Days later, when the actual bomber was identified and his associates were revealed, no one asked my friend Tim about it, though he is a Christian with hyper-critical views of the government and politicians who he thought were jeopardizing the true American values. In the end, it was very easy for the media to make Tim the Bomber unique and so unlike any other American Tim.

I revisited these thoughts and feelings the week another non-Muslim terrorist attacked in Norway. This time it was not because of the accusing looks and cold shoulders, but rather because some media outlets thought that I was an expert on terrorism and I should have something to say about the Norway bombing and shooting. As if being an academic with some research expertise on Islam and the Middle East qualified me to be an expert on terrorism. Those questions suggested that Islam and terror are one and the same.

American media and government agencies have contributed to this racialization of violence. People with no credentials except a minimum proficiency in Islamic studies and an ardent zeal for constructing a threatening image of Islam have suddenly become experts on terrorism. They are called upon by the Defense Department, the State Department, the media, and the public to explain the connections and workings of “Islamic terrorism.”

One example of a self-proclaimed expert is Robert Spencer, whose biography lists his connection to popular and official channels of power and influence. He publishes books and articles at the same rate I change my socks. His outline of Islam and its portrayal as a violent threat to the Western way of life inspired the brutal murders in Norway. The connection is not an assumption, but is based on the words of the confessed bomber/shooter. 

Importantly, the connection can be derived from Mr. Spencer’s own logic. In one of the Frequently Asked Questions on his website, Mr. Spencer states:
Q: Why should I believe what you say about Islam?
RS: Pick up any of my books, and you will see that they are made up largely of quotations from Islamic jihadists and the traditional Islamic sources to which they appeal to justify violence and terrorism.
In the Norwegian terrorist manifesto, Mr. Spencer was quoted 64 times. Using Mr. Spencer’s logic, it follows that since his writings are one of the main sources of the Norwegian terrorist, they served to justify violence. This is proof that in Mr. Spencer’s writings, violent haters, racists, and bigots find inspiration.

Mr. Spencer’s logic, the practices of Reverend Jones, the ideology of the British E.D.L, the legal war waged on Muslims by David Yerushalmi, and the agenda of David Horowitz runs a continuous line of hatred toward specific religious and/or ethnic groups. These individuals and institutions have found in the terror attacks of 9-11 the perfect cover to publicly unleash what would otherwise be recognizably bigoted views.

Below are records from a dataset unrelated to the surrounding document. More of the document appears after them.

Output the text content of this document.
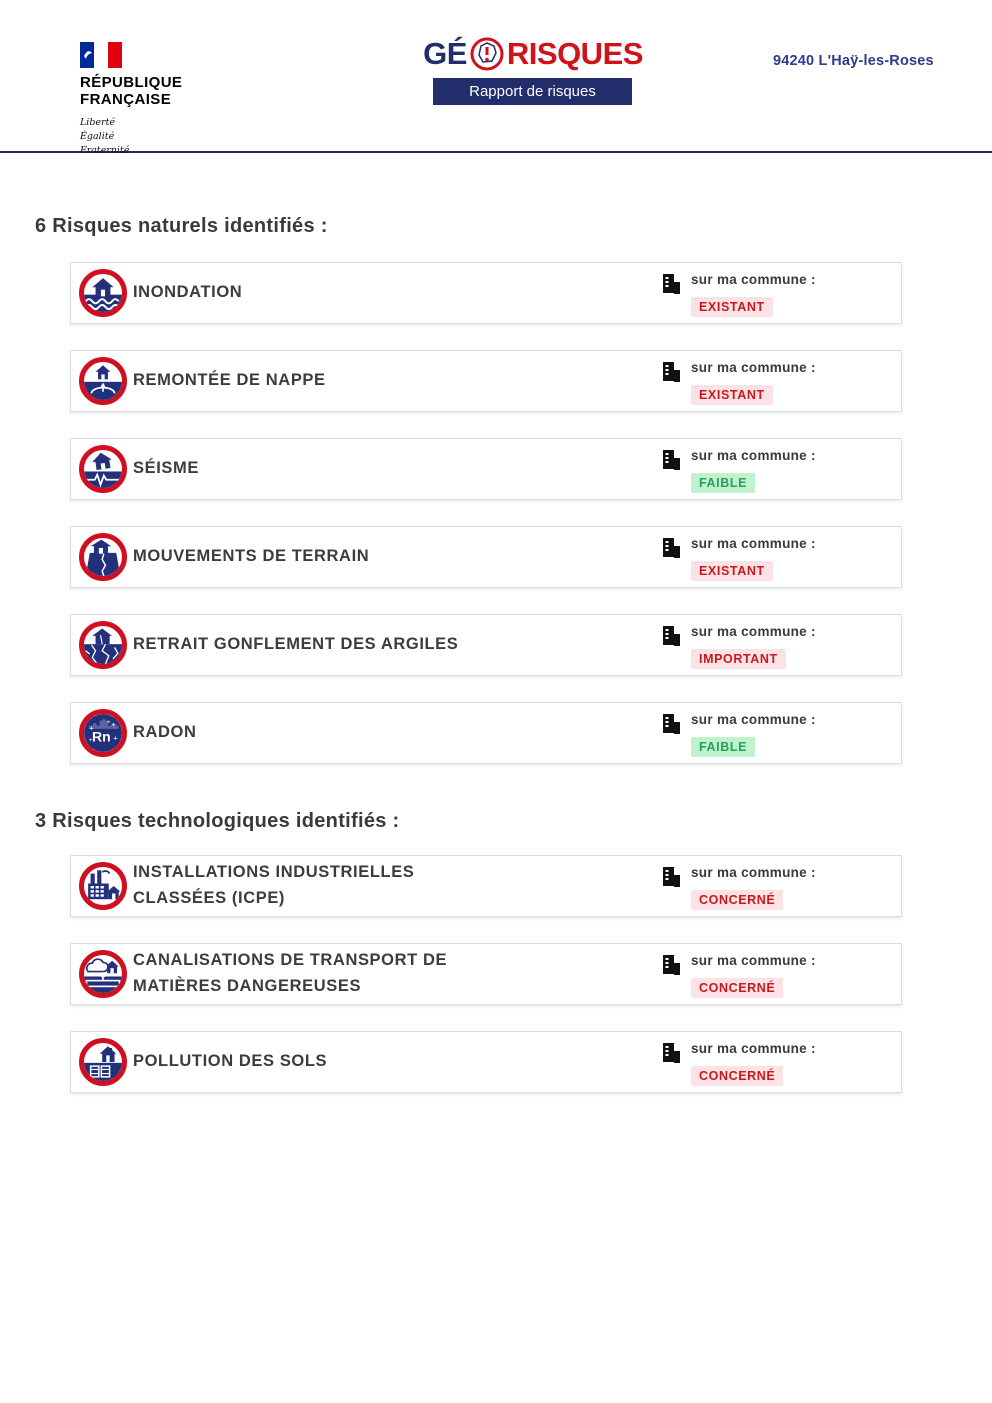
RÉPUBLIQUE
FRANÇAISE
Liberté
Égalité
Fraternité
GÉ RISQUES
Rapport de risques
94240 L'Haÿ-les-Roses
6 Risques naturels identifiés :
INONDATION
sur ma commune :
EXISTANT
REMONTÉE DE NAPPE
sur ma commune :
EXISTANT
SÉISME
sur ma commune :
FAIBLE
MOUVEMENTS DE TERRAIN
sur ma commune :
EXISTANT
RETRAIT GONFLEMENT DES ARGILES
sur ma commune :
IMPORTANT
Rn
+ +
+
+
+ RADON
sur ma commune :
FAIBLE
3 Risques technologiques identifiés :
INSTALLATIONS INDUSTRIELLES CLASSÉES (ICPE)
sur ma commune :
CONCERNÉ
CANALISATIONS DE TRANSPORT DE MATIÈRES DANGEREUSES
sur ma commune :
CONCERNÉ
POLLUTION DES SOLS
sur ma commune :
CONCERNÉ
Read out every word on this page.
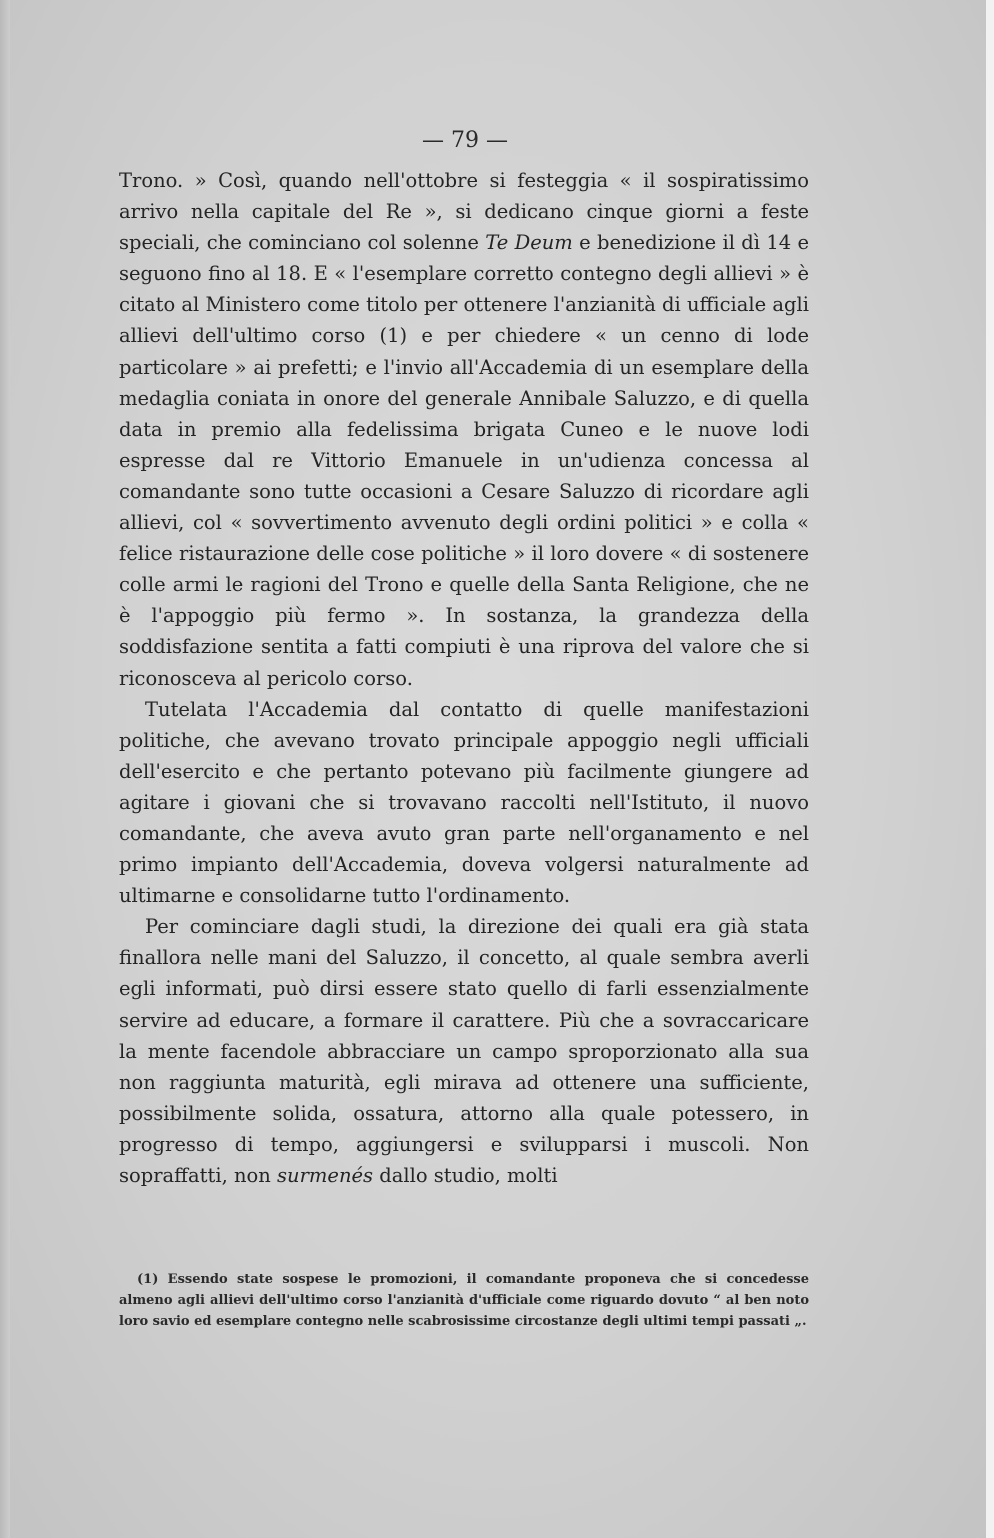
— 79 —

Trono. » Così, quando nell'ottobre si festeggia « il sospiratissimo arrivo nella capitale del Re », si dedicano cinque giorni a feste speciali, che cominciano col solenne Te Deum e benedizione il dì 14 e seguono fino al 18. E « l'esemplare corretto contegno degli allievi » è citato al Ministero come titolo per ottenere l'anzianità di ufficiale agli allievi dell'ultimo corso (1) e per chiedere « un cenno di lode particolare » ai prefetti; e l'invio all'Accademia di un esemplare della medaglia coniata in onore del generale Annibale Saluzzo, e di quella data in premio alla fedelissima brigata Cuneo e le nuove lodi espresse dal re Vittorio Emanuele in un'udienza concessa al comandante sono tutte occasioni a Cesare Saluzzo di ricordare agli allievi, col « sovvertimento avvenuto degli ordini politici » e colla « felice ristaurazione delle cose politiche » il loro dovere « di sostenere colle armi le ragioni del Trono e quelle della Santa Religione, che ne è l'appoggio più fermo ». In sostanza, la grandezza della soddisfazione sentita a fatti compiuti è una riprova del valore che si riconosceva al pericolo corso.

Tutelata l'Accademia dal contatto di quelle manifestazioni politiche, che avevano trovato principale appoggio negli ufficiali dell'esercito e che pertanto potevano più facilmente giungere ad agitare i giovani che si trovavano raccolti nell'Istituto, il nuovo comandante, che aveva avuto gran parte nell'organamento e nel primo impianto dell'Accademia, doveva volgersi naturalmente ad ultimarne e consolidarne tutto l'ordinamento.

Per cominciare dagli studi, la direzione dei quali era già stata finallora nelle mani del Saluzzo, il concetto, al quale sembra averli egli informati, può dirsi essere stato quello di farli essenzialmente servire ad educare, a formare il carattere. Più che a sovraccaricare la mente facendole abbracciare un campo sproporzionato alla sua non raggiunta maturità, egli mirava ad ottenere una sufficiente, possibilmente solida, ossatura, attorno alla quale potessero, in progresso di tempo, aggiungersi e svilupparsi i muscoli. Non sopraffatti, non surmenés dallo studio, molti

(1) Essendo state sospese le promozioni, il comandante proponeva che si concedesse almeno agli allievi dell'ultimo corso l'anzianità d'ufficiale come riguardo dovuto “ al ben noto loro savio ed esemplare contegno nelle scabrosissime circostanze degli ultimi tempi passati „.
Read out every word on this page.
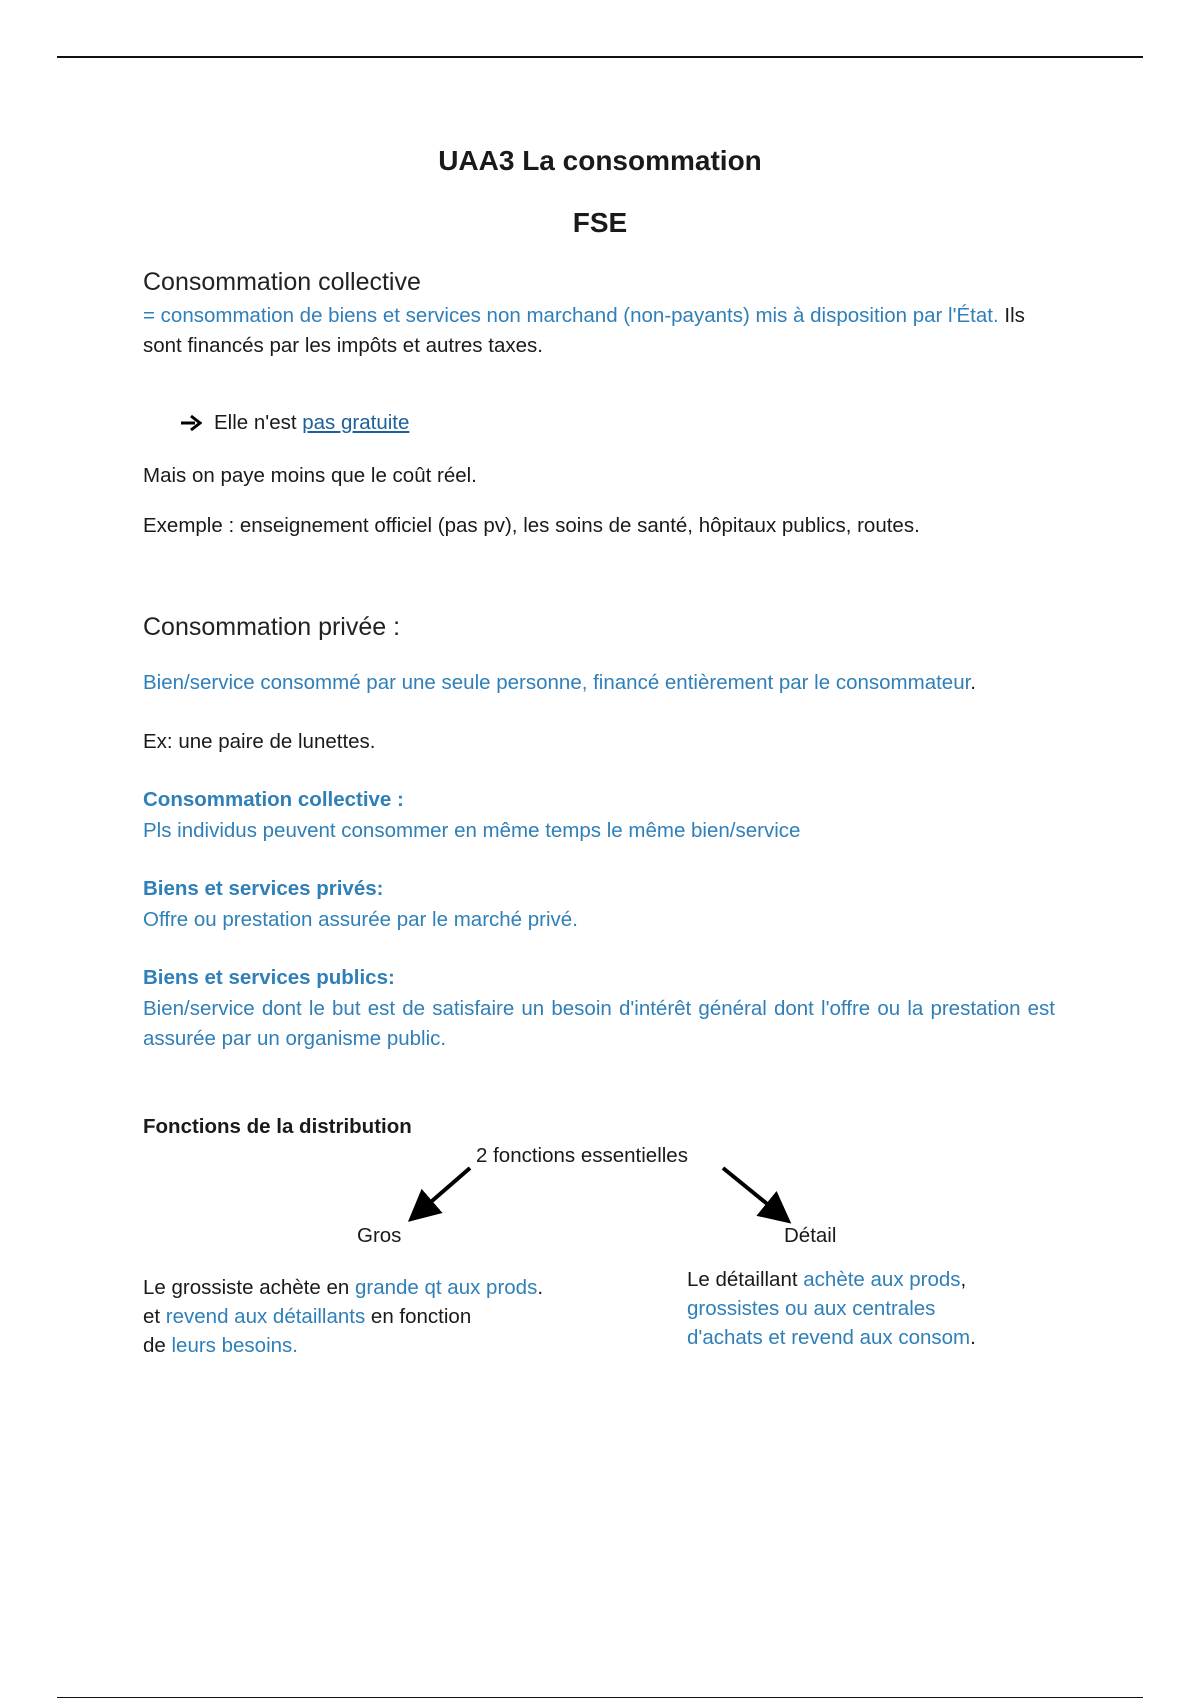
UAA3 La consommation
FSE
Consommation collective
= consommation de biens et services non marchand (non-payants) mis à disposition par l'État. Ils sont financés par les impôts et autres taxes.
Elle n'est pas gratuite
Mais on paye moins que le coût réel.
Exemple : enseignement officiel (pas pv), les soins de santé, hôpitaux publics, routes.
Consommation privée :
Bien/service consommé par une seule personne, financé entièrement par le consommateur.
Ex: une paire de lunettes.
Consommation collective :
Pls individus peuvent consommer en même temps le même bien/service
Biens et services privés:
Offre ou prestation assurée par le marché privé.
Biens et services publics:
Bien/service dont le but est de satisfaire un besoin d'intérêt général dont l'offre ou la prestation est assurée par un organisme public.
Fonctions de la distribution
2 fonctions essentielles
Gros	Détail
Le grossiste achète en grande qt aux prods.
et revend aux détaillants en fonction
de leurs besoins.
Le détaillant achète aux prods,
grossistes ou aux centrales
d'achats et revend aux consom.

Mr. Spencer and his colleagues may argue that being quoted by a terrorist is not evidence of their guilt. It is not. But it is evidence of a direct connection between the audiences that they inspire and the ideology that they promote. It is evidence of where they belong in the spectrum of social and political discourses. They belong in the extreme. Mr. Spencer’s ideology mirrors the ideology of al-Qaeda’s ideologues. After all, those self-declared protectors of Islamic culture are saying the same thing, with minor adaptations: modern day crusaders (mirroring Jihadists in the anti-Muslim lexicon) are a threat to their way of life and must be fought on all fronts. 

While Mr. Spencer points to about 1% of Muslims living in any Western country as inassimilable aliens that are a threat to Western way of life, al-Qaeda ideologues point to the Western armies in Muslim countries as forward bases of the Christian and Zionist crusades. The two camps share the ideology of exclusion. They racialize victimhood the same way they racialize ethnic and religious supremacy. They are two sides of the same page, which catalogues the ideals of supremacism.